A raiz do problema está intrinsecamente ligada ao garimpo ilegal de ouro, uma atividade que assola a região há décadas. O mercúrio é essencial nesse processo para separar o ouro da terra, poluindo os rios e tudo o que neles vive. A principal via de contaminação para os seres humanos é o consumo de peixes com o metal no organismo. “Nossa principal fonte de alimento é o peixe e não há como fugir disso. Para quem mora na cidade é muito fácil. Vão nas prateleiras, compram frango e carne, tem outras opções. O coração dói quando vê a situação do povo, porque eles não têm como sair do território e ir para outro lugar”, desabafa Alessandra, questionando o modelo de desenvolvimento que ignora a existência e o bem-estar dos povos originários.
A Amazônia concentra cerca de 92% das áreas de garimpo no Brasil, legal ou ilegal. O ouro representa 85% dessa exploração. A informalidade desse setor gera desmatamento, violência, conflitos com comunidades tradicionais, trabalho escravo, evasão fiscal e de divisas. Análises indicam que Permissões de Lavra Garimpeira (PLGs) são, em muitos casos, um véu para a comercialização de ouro extraído ilegalmente, driblando licenciamentos ambientais rigorosos.
Porém, os impactos do garimpo não se restringem à ilegalidade.

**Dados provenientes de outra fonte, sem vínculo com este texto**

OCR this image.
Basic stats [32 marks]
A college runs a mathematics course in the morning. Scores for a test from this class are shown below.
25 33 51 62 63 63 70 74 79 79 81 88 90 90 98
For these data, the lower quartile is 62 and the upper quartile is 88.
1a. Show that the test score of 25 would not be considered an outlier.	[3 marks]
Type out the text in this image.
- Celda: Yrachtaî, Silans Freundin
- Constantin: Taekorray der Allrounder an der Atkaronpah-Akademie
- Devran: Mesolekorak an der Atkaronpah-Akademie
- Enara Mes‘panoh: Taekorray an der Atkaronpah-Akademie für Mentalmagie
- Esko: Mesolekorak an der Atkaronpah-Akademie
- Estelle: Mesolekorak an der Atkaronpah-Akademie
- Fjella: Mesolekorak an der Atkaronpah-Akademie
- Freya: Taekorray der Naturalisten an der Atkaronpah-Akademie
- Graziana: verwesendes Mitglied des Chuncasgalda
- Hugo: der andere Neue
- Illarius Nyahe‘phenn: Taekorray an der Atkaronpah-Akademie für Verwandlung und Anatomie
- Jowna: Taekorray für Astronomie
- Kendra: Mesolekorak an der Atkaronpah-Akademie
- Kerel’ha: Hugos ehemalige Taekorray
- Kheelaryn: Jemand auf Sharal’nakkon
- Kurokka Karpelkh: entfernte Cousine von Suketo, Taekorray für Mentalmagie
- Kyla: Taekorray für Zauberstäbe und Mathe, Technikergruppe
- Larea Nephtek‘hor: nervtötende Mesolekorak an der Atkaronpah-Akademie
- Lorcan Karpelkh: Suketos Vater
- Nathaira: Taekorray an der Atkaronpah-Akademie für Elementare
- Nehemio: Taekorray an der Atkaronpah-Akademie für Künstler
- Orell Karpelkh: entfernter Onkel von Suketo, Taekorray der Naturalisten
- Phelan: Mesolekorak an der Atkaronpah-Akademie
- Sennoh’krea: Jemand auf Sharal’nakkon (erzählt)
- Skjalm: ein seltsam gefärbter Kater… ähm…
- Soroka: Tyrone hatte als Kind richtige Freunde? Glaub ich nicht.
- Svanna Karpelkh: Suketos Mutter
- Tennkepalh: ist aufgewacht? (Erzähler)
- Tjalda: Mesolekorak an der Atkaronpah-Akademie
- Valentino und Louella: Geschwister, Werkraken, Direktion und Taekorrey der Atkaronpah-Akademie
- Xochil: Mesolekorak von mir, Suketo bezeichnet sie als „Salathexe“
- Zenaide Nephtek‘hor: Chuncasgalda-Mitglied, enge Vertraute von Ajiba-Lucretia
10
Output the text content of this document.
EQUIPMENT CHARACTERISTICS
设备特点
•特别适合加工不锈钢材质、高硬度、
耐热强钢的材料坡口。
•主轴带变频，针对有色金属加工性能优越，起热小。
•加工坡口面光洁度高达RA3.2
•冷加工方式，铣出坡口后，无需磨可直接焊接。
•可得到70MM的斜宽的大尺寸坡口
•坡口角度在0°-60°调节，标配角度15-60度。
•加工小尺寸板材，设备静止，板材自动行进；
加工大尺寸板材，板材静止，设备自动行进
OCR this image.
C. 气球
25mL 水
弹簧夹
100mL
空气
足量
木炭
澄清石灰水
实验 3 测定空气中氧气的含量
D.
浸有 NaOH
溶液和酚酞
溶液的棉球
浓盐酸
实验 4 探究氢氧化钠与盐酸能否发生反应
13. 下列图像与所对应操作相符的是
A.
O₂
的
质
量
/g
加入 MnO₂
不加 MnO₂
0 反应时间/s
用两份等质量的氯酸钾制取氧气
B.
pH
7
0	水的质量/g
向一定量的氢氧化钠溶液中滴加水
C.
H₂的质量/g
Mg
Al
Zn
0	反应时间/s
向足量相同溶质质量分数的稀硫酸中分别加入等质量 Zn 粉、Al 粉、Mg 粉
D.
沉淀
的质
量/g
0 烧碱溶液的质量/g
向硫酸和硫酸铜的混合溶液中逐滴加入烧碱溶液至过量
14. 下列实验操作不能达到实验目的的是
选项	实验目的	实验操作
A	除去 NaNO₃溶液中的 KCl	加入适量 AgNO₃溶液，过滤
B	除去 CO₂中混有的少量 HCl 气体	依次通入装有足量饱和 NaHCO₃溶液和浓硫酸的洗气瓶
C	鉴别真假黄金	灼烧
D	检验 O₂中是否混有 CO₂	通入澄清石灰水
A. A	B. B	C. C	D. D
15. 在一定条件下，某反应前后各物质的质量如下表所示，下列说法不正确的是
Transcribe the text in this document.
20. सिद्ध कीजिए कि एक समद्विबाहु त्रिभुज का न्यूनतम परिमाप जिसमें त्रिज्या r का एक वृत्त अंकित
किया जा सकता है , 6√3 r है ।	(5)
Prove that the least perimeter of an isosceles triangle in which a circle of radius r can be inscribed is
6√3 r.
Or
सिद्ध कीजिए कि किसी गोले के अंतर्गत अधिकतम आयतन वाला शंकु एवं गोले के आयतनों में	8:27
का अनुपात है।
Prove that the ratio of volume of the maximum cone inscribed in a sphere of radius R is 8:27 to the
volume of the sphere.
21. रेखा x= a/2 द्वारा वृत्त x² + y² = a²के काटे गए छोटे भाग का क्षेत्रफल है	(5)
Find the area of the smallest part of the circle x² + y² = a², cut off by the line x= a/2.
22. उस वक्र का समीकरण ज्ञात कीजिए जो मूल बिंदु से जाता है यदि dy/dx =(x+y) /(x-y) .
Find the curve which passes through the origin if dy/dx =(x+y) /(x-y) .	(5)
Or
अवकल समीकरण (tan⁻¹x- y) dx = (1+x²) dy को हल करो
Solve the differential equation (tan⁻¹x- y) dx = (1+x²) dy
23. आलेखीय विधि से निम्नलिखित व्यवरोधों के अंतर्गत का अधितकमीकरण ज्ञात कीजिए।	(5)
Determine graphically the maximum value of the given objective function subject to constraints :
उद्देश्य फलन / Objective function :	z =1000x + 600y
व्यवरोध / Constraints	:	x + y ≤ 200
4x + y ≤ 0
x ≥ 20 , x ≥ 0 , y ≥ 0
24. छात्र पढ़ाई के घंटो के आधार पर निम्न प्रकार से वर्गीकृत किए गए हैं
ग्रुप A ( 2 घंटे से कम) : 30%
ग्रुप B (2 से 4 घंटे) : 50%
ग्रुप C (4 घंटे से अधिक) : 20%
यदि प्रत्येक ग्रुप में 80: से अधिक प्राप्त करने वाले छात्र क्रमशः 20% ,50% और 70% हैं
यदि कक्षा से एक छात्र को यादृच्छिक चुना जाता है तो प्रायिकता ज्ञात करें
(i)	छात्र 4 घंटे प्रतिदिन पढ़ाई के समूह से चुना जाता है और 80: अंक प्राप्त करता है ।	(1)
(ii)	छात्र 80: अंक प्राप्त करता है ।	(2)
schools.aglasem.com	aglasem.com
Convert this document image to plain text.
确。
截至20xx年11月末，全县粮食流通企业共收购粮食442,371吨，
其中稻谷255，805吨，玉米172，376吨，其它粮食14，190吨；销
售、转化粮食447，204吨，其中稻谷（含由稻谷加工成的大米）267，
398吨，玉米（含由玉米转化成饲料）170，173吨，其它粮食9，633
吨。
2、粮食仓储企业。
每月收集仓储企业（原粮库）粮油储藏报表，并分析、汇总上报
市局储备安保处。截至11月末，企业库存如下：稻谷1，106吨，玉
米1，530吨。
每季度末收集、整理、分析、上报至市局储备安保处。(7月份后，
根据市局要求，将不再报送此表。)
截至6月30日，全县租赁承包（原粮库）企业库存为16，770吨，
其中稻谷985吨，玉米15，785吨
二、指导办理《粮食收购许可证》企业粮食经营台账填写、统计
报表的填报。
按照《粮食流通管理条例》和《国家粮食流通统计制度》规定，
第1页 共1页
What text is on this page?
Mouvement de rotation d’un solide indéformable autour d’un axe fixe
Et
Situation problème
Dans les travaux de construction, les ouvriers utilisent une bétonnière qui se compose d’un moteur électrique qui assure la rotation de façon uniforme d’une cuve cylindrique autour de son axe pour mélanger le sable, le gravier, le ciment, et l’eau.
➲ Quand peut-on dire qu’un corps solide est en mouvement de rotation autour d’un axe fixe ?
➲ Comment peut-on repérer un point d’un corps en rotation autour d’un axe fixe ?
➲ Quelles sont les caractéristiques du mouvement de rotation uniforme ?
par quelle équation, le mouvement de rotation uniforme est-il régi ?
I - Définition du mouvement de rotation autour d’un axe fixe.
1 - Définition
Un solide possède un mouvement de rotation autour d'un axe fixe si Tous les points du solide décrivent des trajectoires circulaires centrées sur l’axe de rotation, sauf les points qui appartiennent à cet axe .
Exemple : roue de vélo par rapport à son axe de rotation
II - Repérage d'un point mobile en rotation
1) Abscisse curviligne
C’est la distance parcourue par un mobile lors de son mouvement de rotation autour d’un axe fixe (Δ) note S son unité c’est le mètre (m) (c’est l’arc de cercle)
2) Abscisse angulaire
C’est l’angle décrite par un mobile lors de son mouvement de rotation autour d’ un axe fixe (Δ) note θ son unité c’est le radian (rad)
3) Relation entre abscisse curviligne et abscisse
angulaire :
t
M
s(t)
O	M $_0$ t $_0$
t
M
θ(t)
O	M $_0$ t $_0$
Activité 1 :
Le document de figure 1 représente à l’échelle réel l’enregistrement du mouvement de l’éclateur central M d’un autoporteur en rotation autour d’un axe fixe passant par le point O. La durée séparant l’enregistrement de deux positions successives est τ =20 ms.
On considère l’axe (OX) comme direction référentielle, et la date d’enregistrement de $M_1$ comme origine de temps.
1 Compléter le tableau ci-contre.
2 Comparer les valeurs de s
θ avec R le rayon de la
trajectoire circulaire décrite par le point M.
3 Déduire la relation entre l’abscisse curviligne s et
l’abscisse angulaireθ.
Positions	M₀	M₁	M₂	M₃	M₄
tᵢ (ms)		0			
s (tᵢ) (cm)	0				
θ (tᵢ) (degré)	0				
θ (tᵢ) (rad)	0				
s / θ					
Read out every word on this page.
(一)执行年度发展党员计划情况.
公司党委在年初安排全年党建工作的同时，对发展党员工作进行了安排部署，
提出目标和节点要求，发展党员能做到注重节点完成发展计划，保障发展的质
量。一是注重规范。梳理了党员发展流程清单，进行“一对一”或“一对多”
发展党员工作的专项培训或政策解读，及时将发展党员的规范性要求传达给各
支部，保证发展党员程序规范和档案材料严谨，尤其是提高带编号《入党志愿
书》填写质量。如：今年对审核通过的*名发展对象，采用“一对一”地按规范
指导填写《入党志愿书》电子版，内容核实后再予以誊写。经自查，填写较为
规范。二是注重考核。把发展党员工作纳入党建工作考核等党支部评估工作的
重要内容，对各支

Um estudo aponta que mesmo a atividade regulamentada enfrenta fragilidades. Flexibilizações em licenciamentos estaduais e falta de transparência na implementação de salvaguardas socioambientais minam a fiscalização. Eliane Moreira, promotora do Ministério Público do Pará, aponta a responsabilidade governamental. “Essa grande contaminação de mercúrio acontece a partir de um licenciamento bastante frágil. Em municípios com baixo Índice de Desenvolvimento Humano (IDH), não há estrutura institucional para uma fiscalização suficiente e existe um ambiente propício para toda essa tragédia”, afirma.